In the 1850s development began at the intersection of Third Street and Juneau Avenue and gradually grew to the north - the first major business district outside Milwaukee's central business district a mile to the south. Business has continued there for many years, so the district contains examples of many phases. Here are some of the best:
- The Hardt block at 1739-1745 N. 3rd Street is a 2-story brick commercial block built in 1854. The first occupant was baker Adam Englehardt, who stayed there until 1869. The building's design is Romanesque Revival, the style whose hallmark is the round arches at the window-tops. Bricks form pilasters, the corbelled cornice, and the pediment at top center. This is the oldest surviving building in the district.
- The house at 1948 N. 3rd Street was built in 1868 - a 2-story frame house with the windows and doors topped by curved hood moulds drawn from Italianate style.
- The George Geiger building at 1751 N. 3rd Street was built in 1882 for Geiger's grocery business. It was designed by Henry Messmer, with simple Italianate styling.
- The Deffner building at 2034-2036 N. 3rd Street was built in 1885, a 2-story Victorian Italianate building with a pressed metal cornice. John C. Deffner was Bavarian immigrant harness-maker who also ran a horse furnishings store out of this building.
- The building at 1806-1808 N. 3rd Street is a 3-story brick structure built in 1890, with bay windows and an elaborate cornice and corner finials drawn from German Renaissance Revival style.
- The Mayer and Durner building at 2000-2006 N. 3rd Street was built in 1891. It was designed by German immigrant Henry Messmer, who drew the bay window from Queen Anne style, the hood moulds over the windows and the pediment from Italianate style, and the upward-pointing finials from Gothic Revival. Herman Mayer's crockery store was the first occupant, until 1906. Then Adolph Haise ran a drug store there until 1921.
- The Hausmann building at 1748-1750 N. 3rd Street is a 3-story building built in 1891 for Hannah and Julius Hausmann's dry goods store. The building was designed by H.C. Koch in a style which combined several styles. The round-arched door is Richardsonian Romanesque. The bay windows and corner turret are Queen Anne.

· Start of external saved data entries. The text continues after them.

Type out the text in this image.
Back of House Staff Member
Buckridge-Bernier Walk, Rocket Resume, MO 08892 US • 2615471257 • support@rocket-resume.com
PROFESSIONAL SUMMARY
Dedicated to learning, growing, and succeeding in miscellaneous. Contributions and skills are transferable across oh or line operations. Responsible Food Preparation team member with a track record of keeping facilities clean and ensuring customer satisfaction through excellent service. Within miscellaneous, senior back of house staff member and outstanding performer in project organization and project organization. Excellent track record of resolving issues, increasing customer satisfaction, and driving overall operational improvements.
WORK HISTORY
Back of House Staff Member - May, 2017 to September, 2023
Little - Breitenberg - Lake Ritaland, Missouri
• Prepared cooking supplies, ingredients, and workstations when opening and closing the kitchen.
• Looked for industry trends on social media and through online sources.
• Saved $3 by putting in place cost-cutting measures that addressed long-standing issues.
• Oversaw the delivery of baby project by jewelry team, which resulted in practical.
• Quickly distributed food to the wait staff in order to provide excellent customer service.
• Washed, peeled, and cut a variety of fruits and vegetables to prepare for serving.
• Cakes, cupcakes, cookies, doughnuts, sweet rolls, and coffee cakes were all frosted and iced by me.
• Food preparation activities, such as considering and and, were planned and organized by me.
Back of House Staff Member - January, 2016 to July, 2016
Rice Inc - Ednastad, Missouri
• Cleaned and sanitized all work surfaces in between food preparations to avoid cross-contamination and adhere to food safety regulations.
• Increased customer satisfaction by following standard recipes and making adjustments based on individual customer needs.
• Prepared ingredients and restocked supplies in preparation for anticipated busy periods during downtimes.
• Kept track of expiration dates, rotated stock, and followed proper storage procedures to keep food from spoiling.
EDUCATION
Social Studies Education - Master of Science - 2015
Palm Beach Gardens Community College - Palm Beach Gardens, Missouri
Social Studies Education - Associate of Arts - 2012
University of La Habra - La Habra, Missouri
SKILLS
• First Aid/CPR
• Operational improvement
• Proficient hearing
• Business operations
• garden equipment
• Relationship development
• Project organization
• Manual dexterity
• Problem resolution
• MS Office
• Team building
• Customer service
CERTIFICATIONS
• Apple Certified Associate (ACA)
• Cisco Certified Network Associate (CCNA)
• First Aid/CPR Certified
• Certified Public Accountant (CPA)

- The Frederick Ketter Warehouse at 325 W. Vine Street is a Romanesque Revival brick structure built in 1895. It probably served as a grocery warehouse for Ketter.
- The Edward Schuster & Company Department Store at 2153 N. 3rd Street is a 4-story department store designed by Kirchhoff & Rose in Chicago Commercial style and built in 1907. Hallmarks of the style are the bands of windows and the large amount of window space. In 1961 Schuster merged with Gimbel Brothers.
- The Dorsen Office building at 2208-2218 N. 3rd Street is a 4-story building designed by Martin Tullgren & Sons and built in 1923. Its style is Neoclassical, with the front clad in white terra cotta. The original tenants were physicians, dentists, realtors, hairdressers, Radio Listeners Association, and the Better Motoring Association.
- The Edward Schuster & Co. building at 2007 N. 3rd Street was built in 1892, designed by Schnetzky and Liebert and built by Anton Mauk. After the original building was damaged by a fire, Lindle and Schutts designed the current front from 1929, which has a pattern of terra cotta pink diamonds framed by pilasters which are themselves framed by rope-like columns. The design draws from Neoclassical, Beaux-Arts and Art Deco styles with a Moorish flavor.
- The Home Savings Bank at 2200 N. 3rd Street is a 5-story building designed by Kirchhoff & Rose in a simple Art Deco style and built in 1930.